Uma das minhas autoras preferidas em criança era a Condessa de Ségur, cuja colecção Azul estava praticamente completa e fazia as delícias dos mais novos. Os livros que mais li e voltei a ler, e que eram, indubitavelmente, os meus preferidos, eram “Os Desastres de Sofia” e “As Meninas Exemplares”, cujo ambiente aristocrático e momentos perfeitamente aspiracionais me proporcionaram muitas horas de brincadeiras de imaginação.
Chega agora uma nova edição de “Os Desastres de Sofia” (Fábula, 2019 – reedição), livro que continuará a encontrar pequenos leitores e a encantar os mais velhos em momentos de autêntico revivalismo. Condessa de Ségur consegue essa proeza: de, desde meados do século XIX, cativar leitores de todo o mundo e de inúmeras gerações e de, mais de 150 anos depois, continuar a ter os seus livros publicados e adaptados a outras formas artísticas, como teatro ou cinema. Considere-se, pois, o filme de Christofe Honoré que estreou em 2018 numa adaptação perfeita d’Os Desastres de Sofia, onde são espelhadas as várias traquinices que ilustram fielmente a perspectiva da criança e a exasperação dos adultos.
As minhas personagens predilectas sempre foram a Sofia, a Madalena e a Camila, tão carismáticas quanto sensíveis. Ao longo do tempo, ainda criança, sempre nutri um carinho por especial por Sofia, por a ter encarado sempre como uma criança incompreendida que, na verdade, provocava e incentivava o mau comportamento e a falta de discernimento em ocasiões variadas. Esta incompreensão e a sua vontade de crescer desperta em si emoções e sentimentos que não consegue identificar, dada a sua idade, e com os quais não consegue lidar. Sofia não é, nem nunca foi, má. Era, sim, uma criança solitária num mundo de adultos, regras apertadas e casas labirínticas que sonhava ter uma oportunidade de ser feliz – à sua maneira.
Mas serão estas traquinices um grito de liberdade? Um pedido de ajuda? Afirma Carla Maia de Almeida, no prefácio, que sim. Que a criança está acorrentada e que a forma de se libertar é precisamente agindo conforme pode, quer e sabe. Mas talvez seja mais que isso: Condessa de
Ségur, mulher de uma família aristocrática, nasceu e cresceu no seio da alta sociedade russa e francesa. As histórias que criou são possivelmente o espelho daquilo que os seus oito filhos viveram, e que os seus netos haviam de viver, resultando na criação de uma personagem única que encarna aquilo que é ser criança: a cedência a tentações, a impulsividade, a crença de que se vence sempre, a distracção, a imaginação, a perspectiva de um mundo enorme quando se tem pouco mais de um metro de altura.

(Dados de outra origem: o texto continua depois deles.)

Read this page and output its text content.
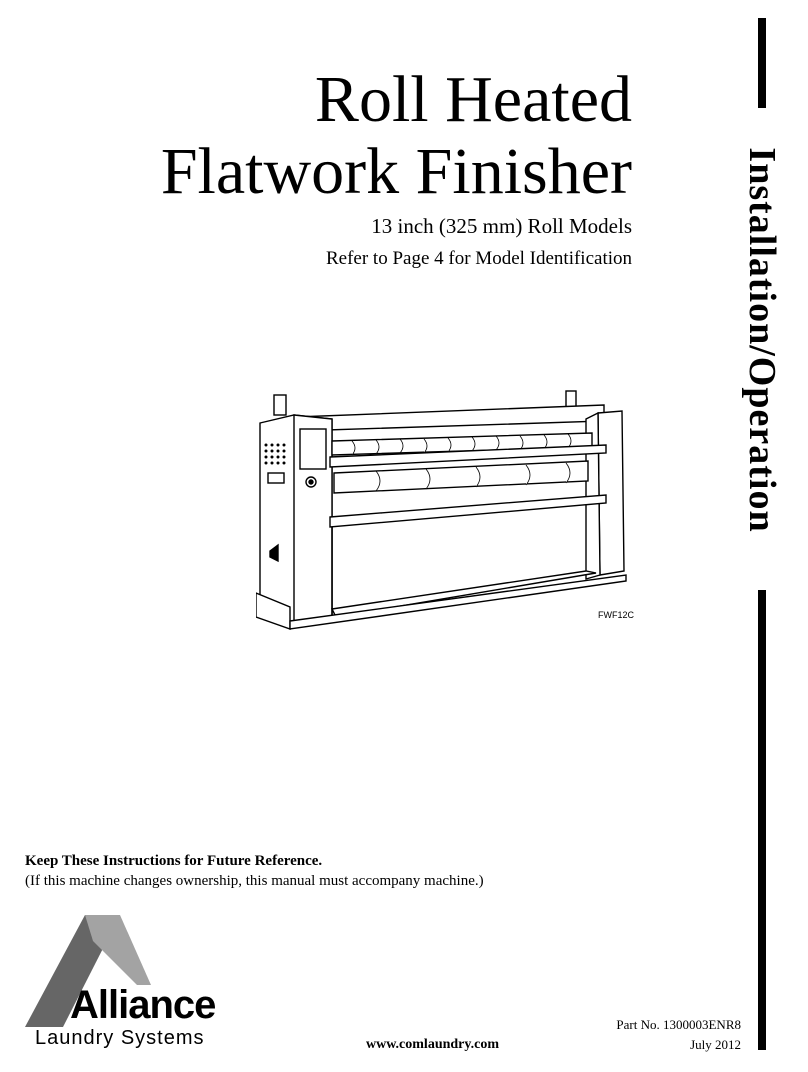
Roll Heated
Flatwork Finisher
13 inch (325 mm) Roll Models
Refer to Page 4 for Model Identification	Installation/Operation
FWF12C
Keep These Instructions for Future Reference.
(If this machine changes ownership, this manual must accompany machine.)
Alliance
Laundry Systems	www.comlaundry.com
Part No. 1300003ENR8
July 2012
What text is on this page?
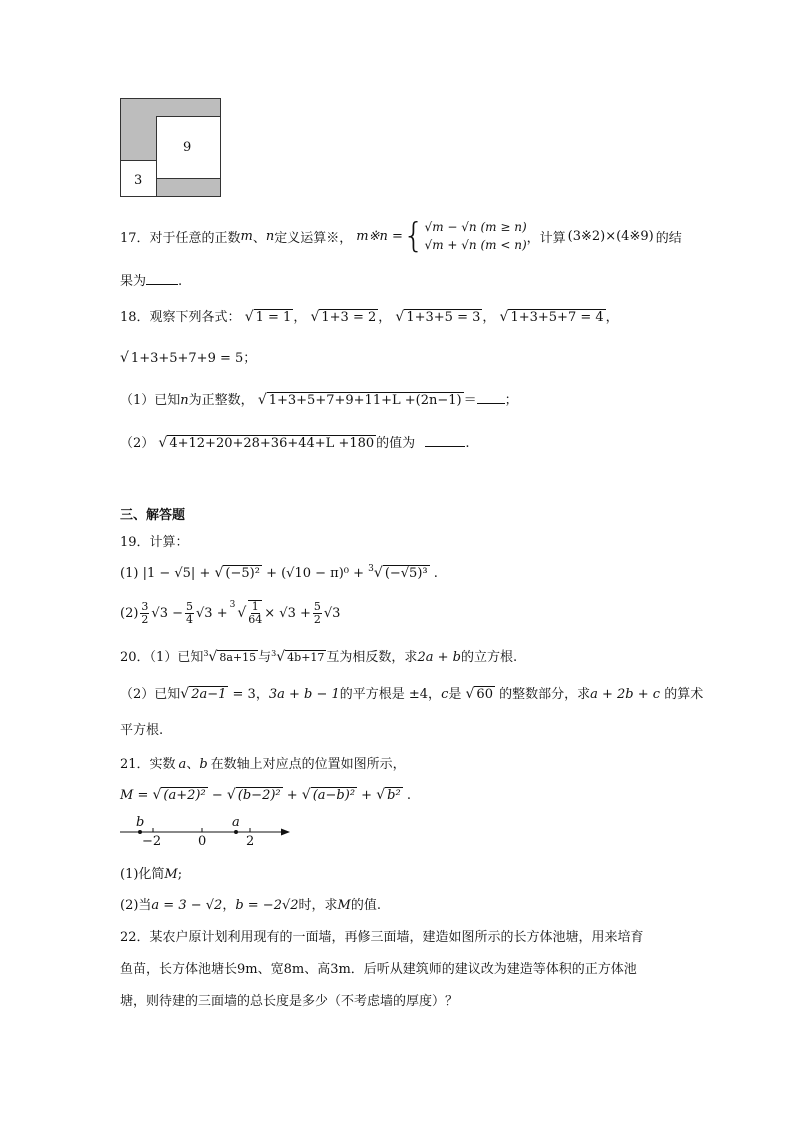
9
3
17．对于任意的正数 m 、 n 定义运算※， m※n = { √m − √n (m ≥ n)
√m + √n (m < n) ，计算 (3※2)×(4※9) 的结
果为 .
18．观察下列各式： √ 1 = 1 ， √ 1+3 = 2 ， √ 1+3+5 = 3 ， √ 1+3+5+7 = 4 ，
√ 1+3+5+7+9 = 5；
（1）已知n为正整数， √ 1+3+5+7+9+11+L +(2n−1) ＝ ；
（2） √ 4+12+20+28+36+44+L +180 的值为	.
三、解答题
19．计算：
(1) |1 − √5| + √ (−5)² + (√10 − π)⁰ + $^3$√ (−√5)³ .
$(2) \frac{3}{2} √3 - \frac{5}{4} √3$ +
3 √ $\frac{1}{64} \times √3 + \frac{5}{2} √3$
20．（1）已知$^3$√ 8a+15 与$^3$√ 4b+17 互为相反数，求2a + b的立方根.
（2）已知√ 2a−1 = 3，3a + b − 1的平方根是 ±4，c是 √ 60 的整数部分，求a + 2b + c 的算术
平方根.
21．实数 a、b 在数轴上对应点的位置如图所示，
M = √ (a+2)² − √ (b−2)² + √ (a−b)² + √ b² .
b	a
−2	0	2
(1)化简M;
(2)当a = 3 − √2，b = −2√2时，求M的值.
22．某农户原计划利用现有的一面墙，再修三面墙，建造如图所示的长方体池塘，用来培育
鱼苗，长方体池塘长9m、宽8m、高3m．后听从建筑师的建议改为建造等体积的正方体池
塘，则待建的三面墙的总长度是多少（不考虑墙的厚度）？
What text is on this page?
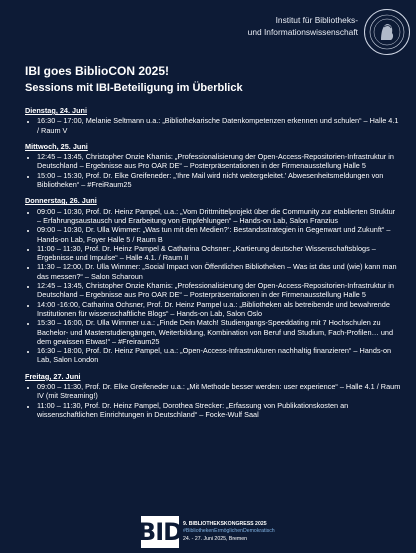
Institut für Bibliotheks-
und Informationswissenschaft
IBI goes BiblioCON 2025!
Sessions mit IBI-Beteiligung im Überblick
Dienstag, 24. Juni
• 16:30 – 17:00, Melanie Seltmann u.a.: „Bibliothekarische Datenkompetenzen erkennen und schulen“ – Halle 4.1 / Raum V
Mittwoch, 25. Juni
• 12:45 – 13:45, Christopher Onzie Khamis: „Professionalisierung der Open-Access-Repositorien-Infrastruktur in Deutschland – Ergebnisse aus Pro OAR DE“ – Posterpräsentationen in der Firmenausstellung Halle 5
• 15:00 – 15:30, Prof. Dr. Elke Greifeneder: „'Ihre Mail wird nicht weitergeleitet.' Abwesenheitsmeldungen von Bibliotheken“ – #FreiRaum25
Donnerstag, 26. Juni
• 09:00 – 10:30, Prof. Dr. Heinz Pampel, u.a.: „Vom Drittmittelprojekt über die Community zur etablierten Struktur – Erfahrungsaustausch und Erarbeitung von Empfehlungen“ – Hands-on Lab, Salon Franzius
• 09:00 – 10:30, Dr. Ulla Wimmer: „Was tun mit den Medien?‘: Bestandsstrategien in Gegenwart und Zukunft“ – Hands-on Lab, Foyer Halle 5 / Raum B
• 11:00 – 11:30, Prof. Dr. Heinz Pampel & Catharina Ochsner: „Kartierung deutscher Wissenschaftsblogs – Ergebnisse und Impulse“ – Halle 4.1. / Raum II
• 11:30 – 12:00, Dr. Ulla Wimmer: „Social Impact von Öffentlichen Bibliotheken – Was ist das und (wie) kann man das messen?“ – Salon Scharoun
• 12:45 – 13:45, Christopher Onzie Khamis: „Professionalisierung der Open-Access-Repositorien-Infrastruktur in Deutschland – Ergebnisse aus Pro OAR DE“ – Posterpräsentationen in der Firmenausstellung Halle 5
• 14:00 -16:00, Catharina Ochsner, Prof. Dr. Heinz Pampel u.a.: „Bibliotheken als betreibende und bewahrende Institutionen für wissenschaftliche Blogs“ – Hands-on Lab, Salon Oslo
• 15:30 – 16:00, Dr. Ulla Wimmer u.a.: „Finde Dein Match! Studiengangs-Speeddating mit 7 Hochschulen zu Bachelor- und Masterstudiengängen, Weiterbildung, Kombination von Beruf und Studium, Fach-Profilen… und dem gewissen Etwas!“ – #Freiraum25
• 16:30 – 18:00, Prof. Dr. Heinz Pampel, u.a.: „Open-Access-Infrastrukturen nachhaltig finanzieren“ – Hands-on Lab, Salon London
Freitag, 27. Juni
• 09:00 – 11:30, Prof. Dr. Elke Greifeneder u.a.: „Mit Methode besser werden: user experience“ – Halle 4.1 / Raum IV (mit Streaming!)
• 11:00 – 11:30, Prof. Dr. Heinz Pampel, Dorothea Strecker: „Erfassung von Publikationskosten an wissenschaftlichen Einrichtungen in Deutschland“ – Focke-Wulf Saal
BID 9. BIBLIOTHEKSKONGRESS 2025
#BibliothekenErmöglichenDemokratisch
24. - 27. Juni 2025, Bremen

As histórias, tão inocentes quanto complexas no que respeita a eventos familiares, a obstáculos na integração social e o esforço para o alcance de realização pessoal, são verdadeiramente encantadoras e verdadeiros representantes da infância. “Os Desastres de Sofia” consiste, pois, na lista dos livros recomendados pelo Plano Nacional de Leitura, pelo que se torna essencial que as crianças tenham contacto pelo menos uma vez com este título (ou, a verdade, com qualquer um dos livros da autora).